NOW, let's talk about adjusting for altitude. I wrote the High Altitude Baking section for the Bakers Dozen Cookbook, a professional bakers' group I belong to. Essentially, you need to increase the protein in your cake, in the form of flour and egg, in order to better support it in its risen state, and also decrease the baking powder because there is quite literally less atmospheric pressure on the surface of you cake at altitudes above 2000 feet. I took the liberty of adjusting the egg for you; the original recipe calls for 2 egg yolks. If you use 2 whole eggs instead, you've taken care of adding more protein there because the abundance of protein in eggs is contained in the white. Flour: for your elevation, increase it by 5.5%, or 1.58 cups. Be sensible and round up to 1/75 cups. Decrease your baking powder by 36% - to 1.28 teaspoons, which rounds nicely to 1.25 teaspoons.
Last, increase your baking temperature by 25 degrees, which helps insure that the protein molecules surrounding tiny pockets of carbon dioxide produced by the baking powder remain encapsulated and in a beautifully risen state.
Prepare your topping as you would from your recipe.
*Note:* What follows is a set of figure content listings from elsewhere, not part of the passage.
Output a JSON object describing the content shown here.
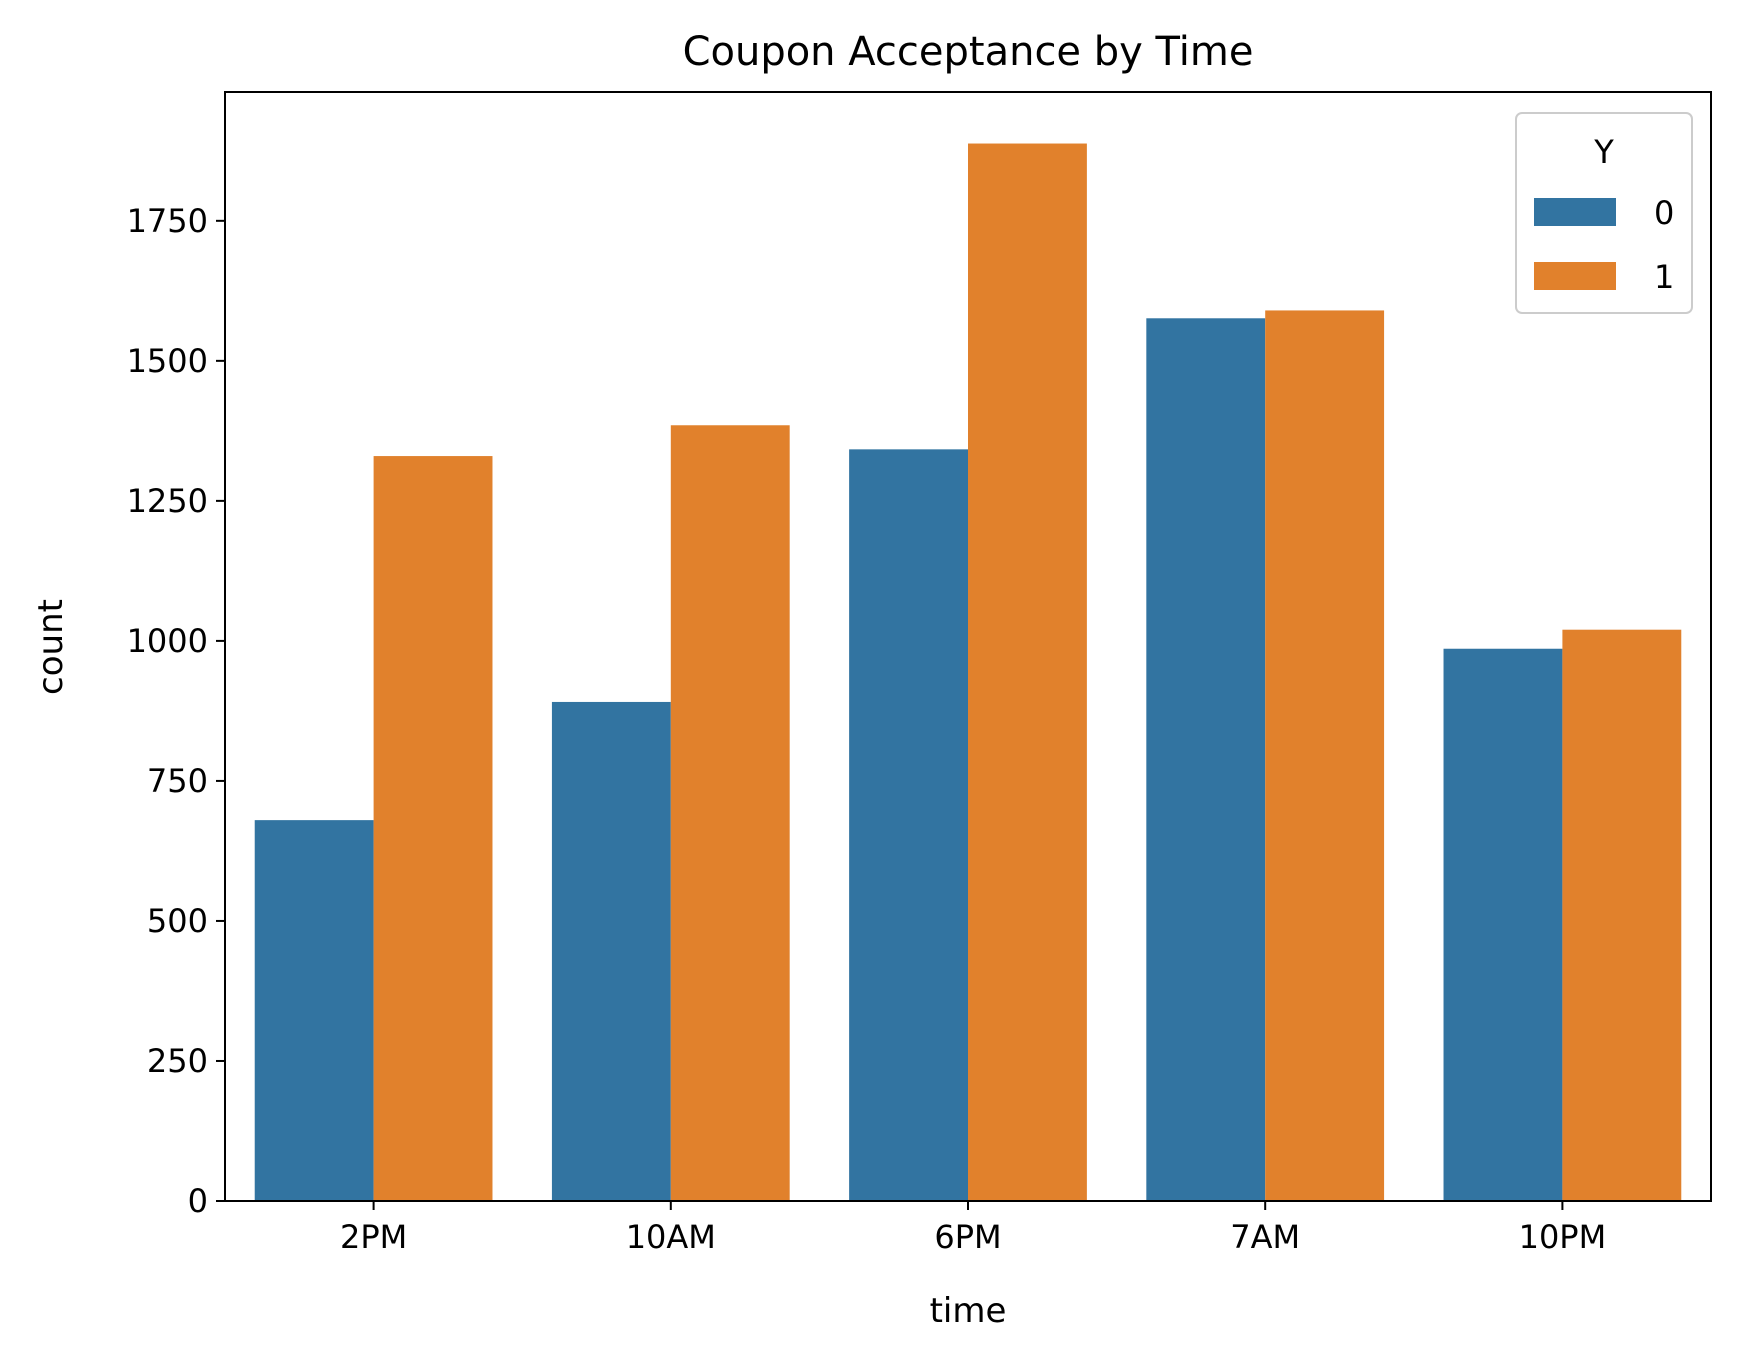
{
  "chart_data": {
    "type": "bar",
    "title": "Coupon Acceptance by Time",
    "xlabel": "time",
    "ylabel": "count",
    "categories": [
      "2PM",
      "10AM",
      "6PM",
      "7AM",
      "10PM"
    ],
    "series": [
      {
        "name": "0",
        "values": [
          680,
          891,
          1342,
          1576,
          986
        ],
        "color": "#3274a1"
      },
      {
        "name": "1",
        "values": [
          1330,
          1385,
          1888,
          1590,
          1020
        ],
        "color": "#e1812c"
      }
    ],
    "ylim": [
      0,
      1980
    ],
    "yticks": [
      0,
      250,
      500,
      750,
      1000,
      1250,
      1500,
      1750
    ],
    "legend": {
      "title": "Y",
      "position": "top-right"
    },
    "grid": false
  }
}
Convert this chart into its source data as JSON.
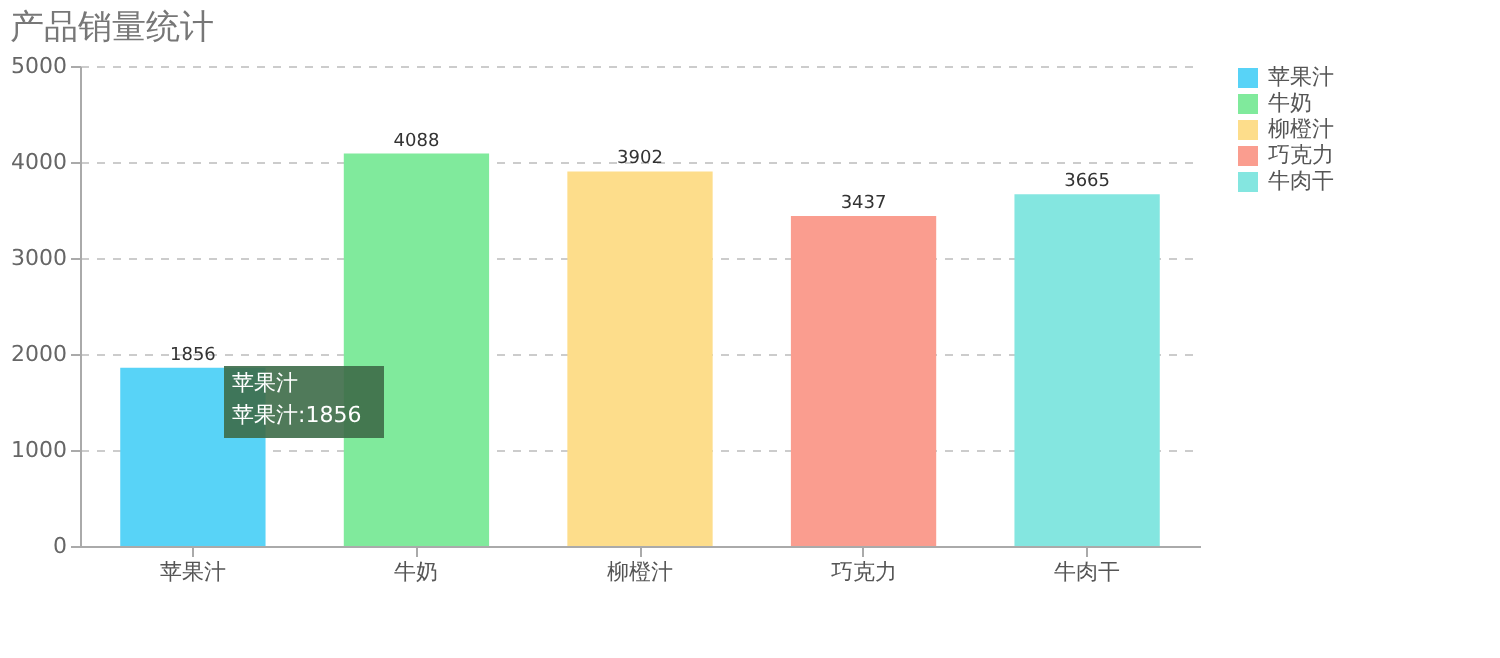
{
  "chart_data": {
    "type": "bar",
    "title": "产品销量统计",
    "stacked": true,
    "categories": [
      "苹果汁",
      "牛奶",
      "柳橙汁",
      "巧克力",
      "牛肉干"
    ],
    "series": [
      {
        "name": "苹果汁",
        "color": "#58d3f7",
        "values": [
          1856,
          null,
          null,
          null,
          null
        ]
      },
      {
        "name": "牛奶",
        "color": "#80ea9c",
        "values": [
          null,
          4088,
          null,
          null,
          null
        ]
      },
      {
        "name": "柳橙汁",
        "color": "#fddd8b",
        "values": [
          null,
          null,
          3902,
          null,
          null
        ]
      },
      {
        "name": "巧克力",
        "color": "#fa9d8f",
        "values": [
          null,
          null,
          null,
          3437,
          null
        ]
      },
      {
        "name": "牛肉干",
        "color": "#84e6e0",
        "values": [
          null,
          null,
          null,
          null,
          3665
        ]
      }
    ],
    "ylim": [
      0,
      5000
    ],
    "yticks": [
      0,
      1000,
      2000,
      3000,
      4000,
      5000
    ],
    "grid": "y",
    "legend": "right",
    "data_labels": true,
    "annotations": [
      "苹果汁",
      "苹果汁:1856"
    ]
  }
}
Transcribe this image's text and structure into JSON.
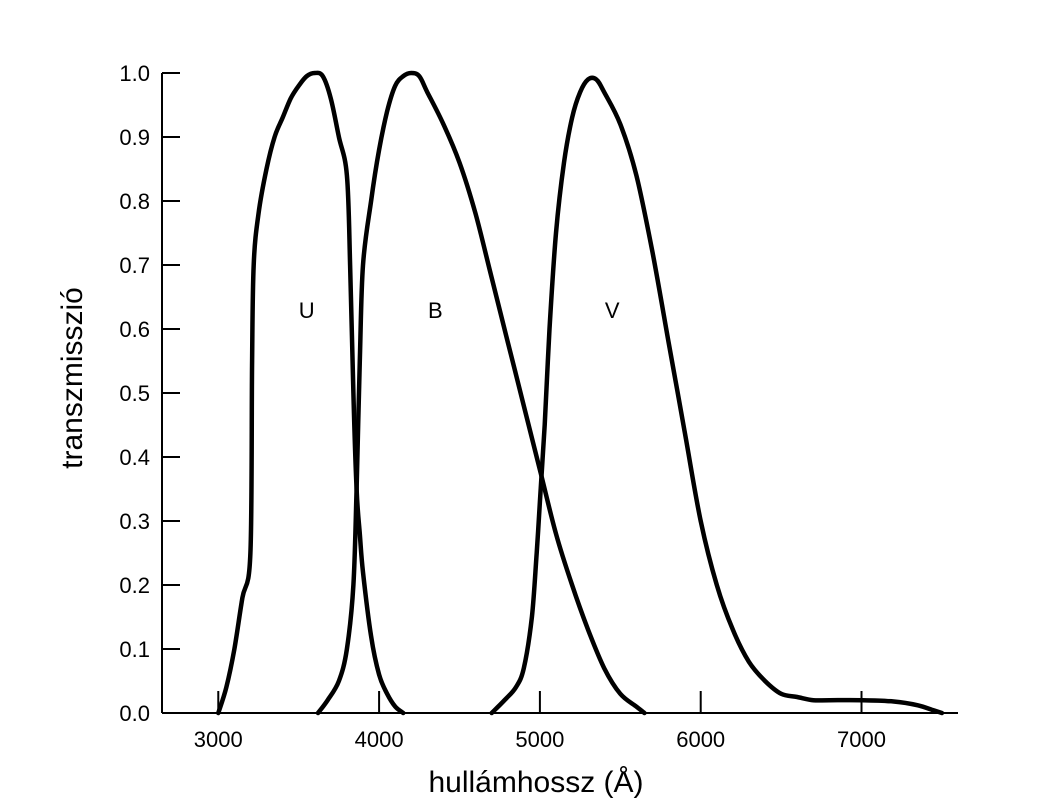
{
  "chart_data": {
    "type": "line",
    "xlabel": "hullámhossz (Å)",
    "ylabel": "transzmisszió",
    "xlim": [
      2650,
      7600
    ],
    "ylim": [
      0.0,
      1.0
    ],
    "x_ticks": [
      3000,
      4000,
      5000,
      6000,
      7000
    ],
    "x_tick_labels": [
      "3000",
      "4000",
      "5000",
      "6000",
      "7000"
    ],
    "y_ticks": [
      0.0,
      0.1,
      0.2,
      0.3,
      0.4,
      0.5,
      0.6,
      0.7,
      0.8,
      0.9,
      1.0
    ],
    "y_tick_labels": [
      "0.0",
      "0.1",
      "0.2",
      "0.3",
      "0.4",
      "0.5",
      "0.6",
      "0.7",
      "0.8",
      "0.9",
      "1.0"
    ],
    "grid": false,
    "legend": "none",
    "series": [
      {
        "name": "U",
        "label_pos": [
          3550,
          0.63
        ],
        "points": [
          [
            3000,
            0.0
          ],
          [
            3050,
            0.04
          ],
          [
            3100,
            0.1
          ],
          [
            3150,
            0.18
          ],
          [
            3200,
            0.25
          ],
          [
            3210,
            0.55
          ],
          [
            3220,
            0.7
          ],
          [
            3250,
            0.78
          ],
          [
            3300,
            0.85
          ],
          [
            3350,
            0.9
          ],
          [
            3400,
            0.93
          ],
          [
            3450,
            0.96
          ],
          [
            3500,
            0.98
          ],
          [
            3550,
            0.995
          ],
          [
            3600,
            1.0
          ],
          [
            3650,
            0.995
          ],
          [
            3700,
            0.96
          ],
          [
            3750,
            0.9
          ],
          [
            3800,
            0.84
          ],
          [
            3820,
            0.7
          ],
          [
            3840,
            0.5
          ],
          [
            3860,
            0.35
          ],
          [
            3880,
            0.28
          ],
          [
            3900,
            0.22
          ],
          [
            3950,
            0.12
          ],
          [
            4000,
            0.06
          ],
          [
            4050,
            0.03
          ],
          [
            4100,
            0.01
          ],
          [
            4150,
            0.0
          ]
        ]
      },
      {
        "name": "B",
        "label_pos": [
          4350,
          0.63
        ],
        "points": [
          [
            3620,
            0.0
          ],
          [
            3680,
            0.02
          ],
          [
            3750,
            0.05
          ],
          [
            3800,
            0.1
          ],
          [
            3840,
            0.2
          ],
          [
            3860,
            0.35
          ],
          [
            3880,
            0.55
          ],
          [
            3900,
            0.7
          ],
          [
            3950,
            0.8
          ],
          [
            4000,
            0.88
          ],
          [
            4050,
            0.94
          ],
          [
            4100,
            0.98
          ],
          [
            4150,
            0.995
          ],
          [
            4200,
            1.0
          ],
          [
            4250,
            0.995
          ],
          [
            4300,
            0.97
          ],
          [
            4400,
            0.92
          ],
          [
            4500,
            0.86
          ],
          [
            4600,
            0.78
          ],
          [
            4700,
            0.68
          ],
          [
            4800,
            0.58
          ],
          [
            4900,
            0.48
          ],
          [
            5000,
            0.38
          ],
          [
            5100,
            0.28
          ],
          [
            5200,
            0.2
          ],
          [
            5300,
            0.13
          ],
          [
            5400,
            0.07
          ],
          [
            5500,
            0.03
          ],
          [
            5600,
            0.01
          ],
          [
            5650,
            0.0
          ]
        ]
      },
      {
        "name": "V",
        "label_pos": [
          5450,
          0.63
        ],
        "points": [
          [
            4700,
            0.0
          ],
          [
            4780,
            0.02
          ],
          [
            4850,
            0.04
          ],
          [
            4900,
            0.07
          ],
          [
            4950,
            0.15
          ],
          [
            4980,
            0.25
          ],
          [
            5000,
            0.33
          ],
          [
            5030,
            0.45
          ],
          [
            5060,
            0.6
          ],
          [
            5100,
            0.75
          ],
          [
            5150,
            0.86
          ],
          [
            5200,
            0.93
          ],
          [
            5250,
            0.97
          ],
          [
            5300,
            0.99
          ],
          [
            5350,
            0.99
          ],
          [
            5400,
            0.97
          ],
          [
            5500,
            0.92
          ],
          [
            5600,
            0.84
          ],
          [
            5700,
            0.72
          ],
          [
            5800,
            0.58
          ],
          [
            5900,
            0.44
          ],
          [
            6000,
            0.3
          ],
          [
            6100,
            0.2
          ],
          [
            6200,
            0.13
          ],
          [
            6300,
            0.08
          ],
          [
            6400,
            0.05
          ],
          [
            6500,
            0.03
          ],
          [
            6600,
            0.025
          ],
          [
            6700,
            0.02
          ],
          [
            6800,
            0.02
          ],
          [
            7000,
            0.02
          ],
          [
            7200,
            0.018
          ],
          [
            7350,
            0.012
          ],
          [
            7450,
            0.004
          ],
          [
            7500,
            0.0
          ]
        ]
      }
    ]
  }
}
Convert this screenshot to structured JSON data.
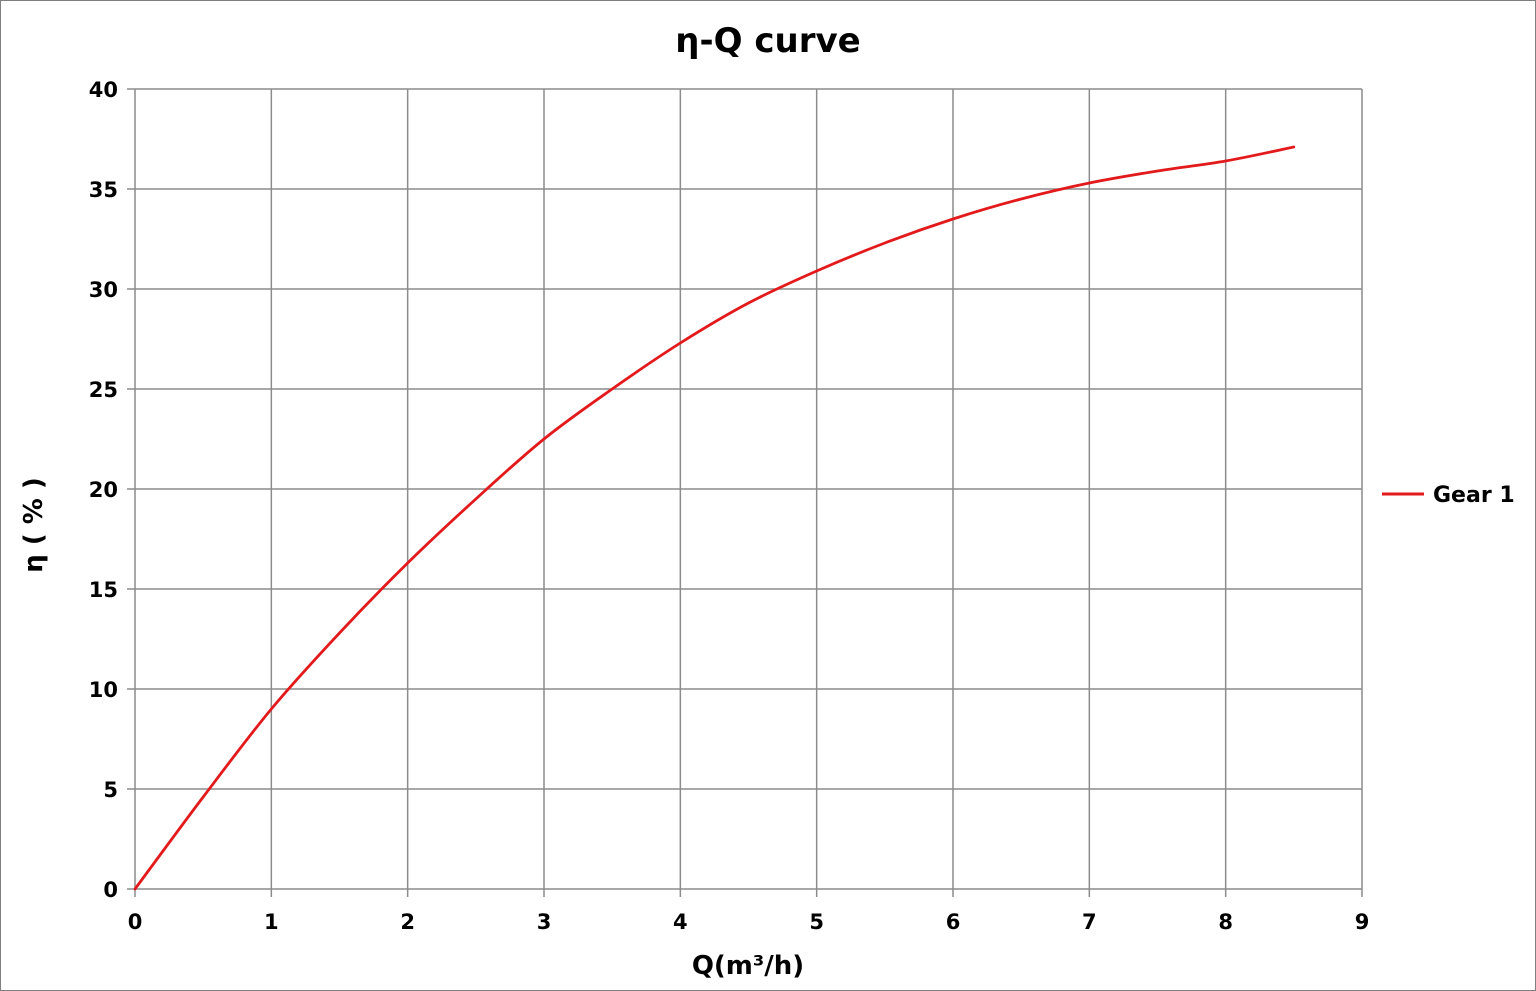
{
  "chart_data": {
    "type": "line",
    "title": "η-Q  curve",
    "xlabel": "Q(m³/h)",
    "ylabel": "η ( % )",
    "xlim": [
      0,
      9
    ],
    "ylim": [
      0,
      40
    ],
    "x_ticks": [
      "0",
      "1",
      "2",
      "3",
      "4",
      "5",
      "6",
      "7",
      "8",
      "9"
    ],
    "y_ticks": [
      "0",
      "5",
      "10",
      "15",
      "20",
      "25",
      "30",
      "35",
      "40"
    ],
    "grid": true,
    "legend_position": "right",
    "series": [
      {
        "name": "Gear 1",
        "color": "#e31a1c",
        "x": [
          0,
          0.5,
          1,
          1.5,
          2,
          2.5,
          3,
          3.5,
          4,
          4.5,
          5,
          5.5,
          6,
          6.5,
          7,
          7.5,
          8,
          8.5
        ],
        "y": [
          0,
          4.6,
          9.0,
          12.8,
          16.3,
          19.5,
          22.5,
          25.0,
          27.3,
          29.3,
          30.9,
          32.3,
          33.5,
          34.5,
          35.3,
          35.9,
          36.4,
          37.1
        ]
      }
    ]
  }
}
Pour your batter in on top of it. Bake your cake. Set a timer for 30 minutes and give it a test by bouncing your finger on top of the very center. If it feels liquidy, let the cake bake for another 5 to 10 minutes, then check it again. If you can't resist sticking a toothpick into the center just to be sure, by all means go right ahead.
When your cake is done, remove it from the oven and allow it to cool on a rack until you can comfortably handle the cake pan with bare hands. Run a narrow spatula or paring knife all around the edge, set a cake cardboard or serving plate on the top, and turn it all upside down. Use a rubber spatula to scrape out any topping that lingers inside the pan.